Multicenter Study Finds IVUS-Guided Drug-Eluting Stent Implantation Improves Clinical Outcomes in All-Comer Patients
Results from the ULTIMATE Trial Reported at TCT 2018 and Published Simultaneously in JACC
SAN DIEGO – September 24, 2018 – The first study designed to determine the benefits of intravascular ultrasound (IVUS) guidance over angiography guidance during drug-eluting stent (DES) implantation in all-comer patients found that IVUS improved clinical outcomes by lowering the rate of target vessel failure at one year.
Findings from the ULTIMATE trial were reported today at the 30th annual Transcatheter Cardiovascular Therapeutics (TCT) scientific symposium. Sponsored by the Cardiovascular Research Foundation (CRF), TCT is the world’s premier educational meeting specializing in interventional cardiovascular medicine. The study was also published simultaneously in the Journal of the American College of Cardiology (JACC).

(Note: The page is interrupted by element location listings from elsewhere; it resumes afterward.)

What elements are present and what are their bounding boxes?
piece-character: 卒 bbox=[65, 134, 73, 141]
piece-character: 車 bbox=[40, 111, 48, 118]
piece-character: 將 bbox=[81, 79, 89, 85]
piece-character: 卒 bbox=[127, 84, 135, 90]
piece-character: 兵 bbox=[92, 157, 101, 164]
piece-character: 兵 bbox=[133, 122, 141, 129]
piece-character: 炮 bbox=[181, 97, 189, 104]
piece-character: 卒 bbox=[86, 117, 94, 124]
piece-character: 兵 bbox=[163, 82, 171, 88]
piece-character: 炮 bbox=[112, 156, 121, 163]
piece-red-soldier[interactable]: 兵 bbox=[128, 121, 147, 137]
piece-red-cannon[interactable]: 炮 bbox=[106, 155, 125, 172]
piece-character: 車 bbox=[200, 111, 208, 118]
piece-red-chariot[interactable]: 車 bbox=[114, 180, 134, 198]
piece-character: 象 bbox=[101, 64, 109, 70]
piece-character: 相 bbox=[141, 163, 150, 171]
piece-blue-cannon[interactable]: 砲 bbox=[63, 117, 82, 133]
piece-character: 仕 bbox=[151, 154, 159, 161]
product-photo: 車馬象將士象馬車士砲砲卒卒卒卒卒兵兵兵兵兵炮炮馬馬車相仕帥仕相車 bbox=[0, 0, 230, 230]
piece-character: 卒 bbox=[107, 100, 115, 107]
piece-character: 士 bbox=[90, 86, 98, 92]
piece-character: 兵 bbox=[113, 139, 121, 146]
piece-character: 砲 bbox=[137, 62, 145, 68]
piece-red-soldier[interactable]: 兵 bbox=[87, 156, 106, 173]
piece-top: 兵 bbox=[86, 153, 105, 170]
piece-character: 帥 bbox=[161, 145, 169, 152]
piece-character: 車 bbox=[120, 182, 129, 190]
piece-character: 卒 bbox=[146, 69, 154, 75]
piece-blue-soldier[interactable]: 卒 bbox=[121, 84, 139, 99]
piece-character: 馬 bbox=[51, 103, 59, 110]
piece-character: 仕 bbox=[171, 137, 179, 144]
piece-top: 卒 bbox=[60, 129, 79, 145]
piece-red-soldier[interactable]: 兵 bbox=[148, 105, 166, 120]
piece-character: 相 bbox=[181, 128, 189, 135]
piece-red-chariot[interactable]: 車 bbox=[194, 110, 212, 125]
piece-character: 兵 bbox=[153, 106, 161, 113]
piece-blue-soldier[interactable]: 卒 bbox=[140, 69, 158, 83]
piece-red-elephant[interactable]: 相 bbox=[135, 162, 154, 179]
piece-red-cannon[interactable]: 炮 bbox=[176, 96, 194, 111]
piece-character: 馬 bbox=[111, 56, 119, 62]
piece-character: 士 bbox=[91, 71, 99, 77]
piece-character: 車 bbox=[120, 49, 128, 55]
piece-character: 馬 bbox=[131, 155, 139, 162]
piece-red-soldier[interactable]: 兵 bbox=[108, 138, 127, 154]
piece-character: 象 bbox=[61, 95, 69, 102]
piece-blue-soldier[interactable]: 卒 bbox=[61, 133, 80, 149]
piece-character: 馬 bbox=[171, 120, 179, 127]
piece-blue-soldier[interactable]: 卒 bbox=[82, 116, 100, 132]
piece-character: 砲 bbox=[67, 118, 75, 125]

IVUS is an intravascular imaging modality that provides detailed anatomic information about reference vessel dimensions and lesion characteristics, including severity of diameter stenosis, lesion length, and morphology (vulnerable plaque), which is less well-detected by coronary angiography. Whether the routine use of IVUS is associated with improved outcomes in all-comer patients is not known.
From August 2014 to May 2017, a total of 1,448 all-comer patients from eight centers in China who were undergoing DES implantation were randomly assigned (1:1) to either IVUS guidance (n=724) or angiography guidance (n=724). Multi-vessel disease was seen in 54.9% of patients. Mean lesion length was 34.5 mm, and 66.9% of lesions were classified as Type B2/C lesions. IVUS-guided procedures were longer in duration, and on a per-lesion basis used slightly greater stent diameters and stent lengths.
The primary endpoint was target vessel failure (TVF) at 12 months, defined as the composite of cardiac death, target vessel myocardial infarction (TVMI), and clinically driven target vessel revascularization (TVR). At 30-day follow up, primary and secondary endpoints were comparable between the two groups.
One year after PCI, a total of 60 (4.2%) TVFs occurred, with 21 (2.9%) in the IVUS group and 39 (5.4%) in the angiography group (HR 0.530; 95% CI: 0.312-0.901; p=0.019). In lesion-level analyses, the IVUS group had a lower rate of target lesion revascularization (TLR) compared with the angiography group (0.9% vs. 2.3%, p=0.02). Despite the use of IVUS, 53% of patients met prespecified optimal criteria for stent implantation; in this group, TVF was 1.6%, compared with 4.4% in patients who failed to achieve all optimal IVUS criteria (HR 0.349; 95% CI: 0.135-0.898; p=0.029).
“The study demonstrated that IVUS-guided stent implantation significantly improved clinical outcomes in all-comers, particularly for patients who had an IVUS-defined optimal procedure, compared to angiography guidance,” said Junjie Zhang, MD, Vice Director of the Cardiovascular Department at Nanjing First Hospital in Nanjing Medical University (Nanjing, China). “While previous studies and this trial have demonstrated the overall favorable effect of IVUS guidance for patients with particular lesion subsets, this study further reports that achievement of IVUS-defined optimal PCI improves clinical outcomes for all-comers.”
The ULTIMATE trial was funded by the National Natural Science Foundation of China and was jointly supported by Six Talent Peaks Project in Jiangsu Province, Nanjing Health and Family Planning Commission, Nanjing Health Youth Talent Training project, and Nanjing Municipal Commission of Science & Technology. Dr. Zhang has no conflicts of interest.